France: l'électrique dépasse un tiers des ventes de voitures neuves en juillet
Plus d'un tiers des voitures neuves vendues en juillet en France étaient électriques, illustrant l'accélération des ventes de cette motorisation, soutenue par les politiques publiques, dans un marché des automobiles neuves en hausse de 9%, mais encore très éloigné de ses niveaux d'avant-Covid.
Les ventes de véhicules neufs ont augmenté de 9% en juillet (par rapport à juillet 2025), avec 126.808 immatriculations, a annoncé samedi la Plateforme automobile (PFA), qui rassemble constructeurs, équipementiers et fournisseurs en France.
Cette progression est liée à un effet de comparaison favorable avec le mois de juillet 2025 "qui a tenu un plus bas historique", a souligné un porte-parole de la PFA, interrogé par l'AFP.
Les voitures 100% électriques ont représenté 35% des immatriculations en juillet, soit 44.378 véhicules, contre 48% pour les hybrides.
Depuis le début de l'année, les électriques ont capté 29% du marché, une hausse de 70% par rapport à la même période de l'an dernier.
"La progression du segment 100% électrique est une tendance qui se dessine depuis le début de l'année dans un marché qui est globalement à la peine. C'est le seul segment à être soutenu avec les aides à l'achat, l'obligation faite aux flottes d'entreprises de s'électrifier, le leasing social qui arrive", a expliqué le porte-parole de la PFA auprès de l'AFP.
Cette hausse des ventes de véhicules électriques survient après le lancement, le 16 juillet, de la troisième édition du leasing social, dispositif d'aide à l'acquisition de voitures électriques destiné aux ménages modestes.
"Le lancement du nouveau leasing social et son effet d'entraînement sur les offres des constructeurs, créent un environnement qui accélère la transition vers l'électrique, confirmant cette trajectoire engagée depuis le début de l'année", a déclaré Marie-Laure Nivot, analyste du marché automobile chez AAA Data, citée dans un communiqué.
Le leasing social, lancé le 16 juillet dernier pour 50.000 voitures électriques à loyers inférieurs ou égaux à 200 euros par mois, ajoute une aide rehaussée allant jusqu'à 9.000 euros pour les ménages les plus modestes, dans le cas d'une voiture produite en Europe y compris la batterie.
La Renault 5 (3.794 unités) domine le classement des voitures neuves vendues en juillet, suivie du modèle Renault Scenic V (2.910), de la Renault Twingo IV (2.564) et du Tesla Model Y (2.401).
- "Classe moyenne exclue" -
Les marques chinoises ont représenté 8% des immatriculations en juillet, avec 9.935 véhicules neufs vendus, BYD, Xpeng et Leapmotor ayant plus que doublé leurs volumes sur un an, selon AAA Data.
"C'est la tendance, en France comme en Europe: les acteurs historiques qui sont globalement en recul (...) et on a des très fortes progressions des constructeurs chinois", a relevé le porte-parole de la PFA.

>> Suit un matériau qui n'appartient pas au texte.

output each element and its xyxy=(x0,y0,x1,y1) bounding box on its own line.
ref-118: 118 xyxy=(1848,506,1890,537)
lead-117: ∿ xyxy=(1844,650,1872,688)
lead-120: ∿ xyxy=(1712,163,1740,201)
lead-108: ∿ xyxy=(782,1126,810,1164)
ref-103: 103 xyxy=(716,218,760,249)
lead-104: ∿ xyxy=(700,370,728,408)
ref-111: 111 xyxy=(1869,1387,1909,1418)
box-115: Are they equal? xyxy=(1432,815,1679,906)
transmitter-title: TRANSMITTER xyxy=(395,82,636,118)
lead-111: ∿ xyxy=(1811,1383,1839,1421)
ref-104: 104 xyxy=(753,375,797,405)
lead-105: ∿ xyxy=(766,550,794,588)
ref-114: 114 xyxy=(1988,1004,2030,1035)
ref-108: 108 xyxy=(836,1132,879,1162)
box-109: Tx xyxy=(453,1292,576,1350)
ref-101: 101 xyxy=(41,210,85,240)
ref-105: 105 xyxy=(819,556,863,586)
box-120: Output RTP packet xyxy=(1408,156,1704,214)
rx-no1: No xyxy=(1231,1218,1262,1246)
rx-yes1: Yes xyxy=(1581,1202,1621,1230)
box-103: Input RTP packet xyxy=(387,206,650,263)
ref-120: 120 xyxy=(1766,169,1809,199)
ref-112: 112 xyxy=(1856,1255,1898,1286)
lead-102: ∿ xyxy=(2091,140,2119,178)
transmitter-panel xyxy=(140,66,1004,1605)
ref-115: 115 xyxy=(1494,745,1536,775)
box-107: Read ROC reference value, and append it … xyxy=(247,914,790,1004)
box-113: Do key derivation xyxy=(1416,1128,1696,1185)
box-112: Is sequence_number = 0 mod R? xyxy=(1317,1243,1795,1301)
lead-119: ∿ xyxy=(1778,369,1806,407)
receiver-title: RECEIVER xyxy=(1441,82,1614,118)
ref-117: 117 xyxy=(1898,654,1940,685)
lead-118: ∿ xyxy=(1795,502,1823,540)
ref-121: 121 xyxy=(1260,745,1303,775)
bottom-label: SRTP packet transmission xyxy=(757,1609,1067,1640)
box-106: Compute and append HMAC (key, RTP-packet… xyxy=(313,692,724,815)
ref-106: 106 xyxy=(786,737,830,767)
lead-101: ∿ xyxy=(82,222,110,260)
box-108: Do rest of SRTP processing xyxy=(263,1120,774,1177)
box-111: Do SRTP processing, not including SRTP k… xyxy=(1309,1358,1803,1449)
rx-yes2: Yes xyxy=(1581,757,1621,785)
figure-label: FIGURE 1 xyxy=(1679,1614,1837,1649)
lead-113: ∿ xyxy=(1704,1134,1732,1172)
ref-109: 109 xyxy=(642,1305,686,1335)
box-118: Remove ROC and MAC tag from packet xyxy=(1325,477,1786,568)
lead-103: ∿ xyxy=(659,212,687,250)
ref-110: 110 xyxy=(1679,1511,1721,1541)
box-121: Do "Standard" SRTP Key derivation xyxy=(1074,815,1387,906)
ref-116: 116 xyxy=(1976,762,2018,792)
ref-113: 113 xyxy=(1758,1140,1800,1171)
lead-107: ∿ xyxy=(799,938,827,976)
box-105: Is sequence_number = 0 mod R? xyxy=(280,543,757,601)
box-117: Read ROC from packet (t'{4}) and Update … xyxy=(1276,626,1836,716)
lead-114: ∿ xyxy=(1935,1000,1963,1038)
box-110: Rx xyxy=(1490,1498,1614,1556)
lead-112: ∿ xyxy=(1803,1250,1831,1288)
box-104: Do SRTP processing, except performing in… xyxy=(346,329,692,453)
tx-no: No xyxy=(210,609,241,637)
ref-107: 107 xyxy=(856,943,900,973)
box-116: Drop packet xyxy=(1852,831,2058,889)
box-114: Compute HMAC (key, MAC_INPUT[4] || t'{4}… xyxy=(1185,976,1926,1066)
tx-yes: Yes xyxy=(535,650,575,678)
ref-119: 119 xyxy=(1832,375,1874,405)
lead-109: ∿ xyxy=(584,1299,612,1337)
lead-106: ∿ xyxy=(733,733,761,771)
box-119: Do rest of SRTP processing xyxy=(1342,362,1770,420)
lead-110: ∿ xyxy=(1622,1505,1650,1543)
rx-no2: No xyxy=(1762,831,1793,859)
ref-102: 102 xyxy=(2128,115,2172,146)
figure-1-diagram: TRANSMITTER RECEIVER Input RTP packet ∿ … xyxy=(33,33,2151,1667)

Malgré ce rebond en juillet, le marché des voitures neuves reste très en deçà de ses niveaux d'avant la pandémie du Covid, avec des volumes vendus inférieurs de plus d'un quart à ceux de juillet 2019.
"Le marché s'est considérablement réduit et est en crise", a noté le porte-parole de la PFA. Les immatriculation ont ainsi chuté de 26% par rapport à juillet 2019.
Depuis le début de l'année, 983.974 voitures particulières neuves ont été immatriculées en France, soit une hausse de 2,65% par rapport à la même période de 2025.
Quant aux perspectives pour le reste de l'année, "elles sont orientées principalement sur la base des données macroéconomiques qui ne sont pas favorables" et "il y a beaucoup d'incertitudes", a indiqué le porte-parole de la PFA.
S'appuyant sur une récente étude réalisée avec le cabinet de conseil international Roland Berger, il a cité parmi les principaux freins à l'achat la "réglementation CO2 européenne associée à la fiscalité en France", ce qui contribue à "renchérir les prix" des voitures.
"Cette hausse des prix a exclu une très large partie de la classe moyenne du marché automobile", a-t-il ajouté.
Les ventes des deux principaux constructeurs automobiles français sont restées orientées à la hausse en juillet. Les immatriculations du groupe Renault ont progressé de 9,5%, celles de Stellantis de 7,2%.
Chez Renault, la marque éponyme a bondi de 21,9%, compensant le recul de Dacia (-10,9%), tandis que chez Stellantis, Citroën (+17,3%) et Fiat (+53,5%) ont tiré la croissance, Peugeot avançant de 6,7%.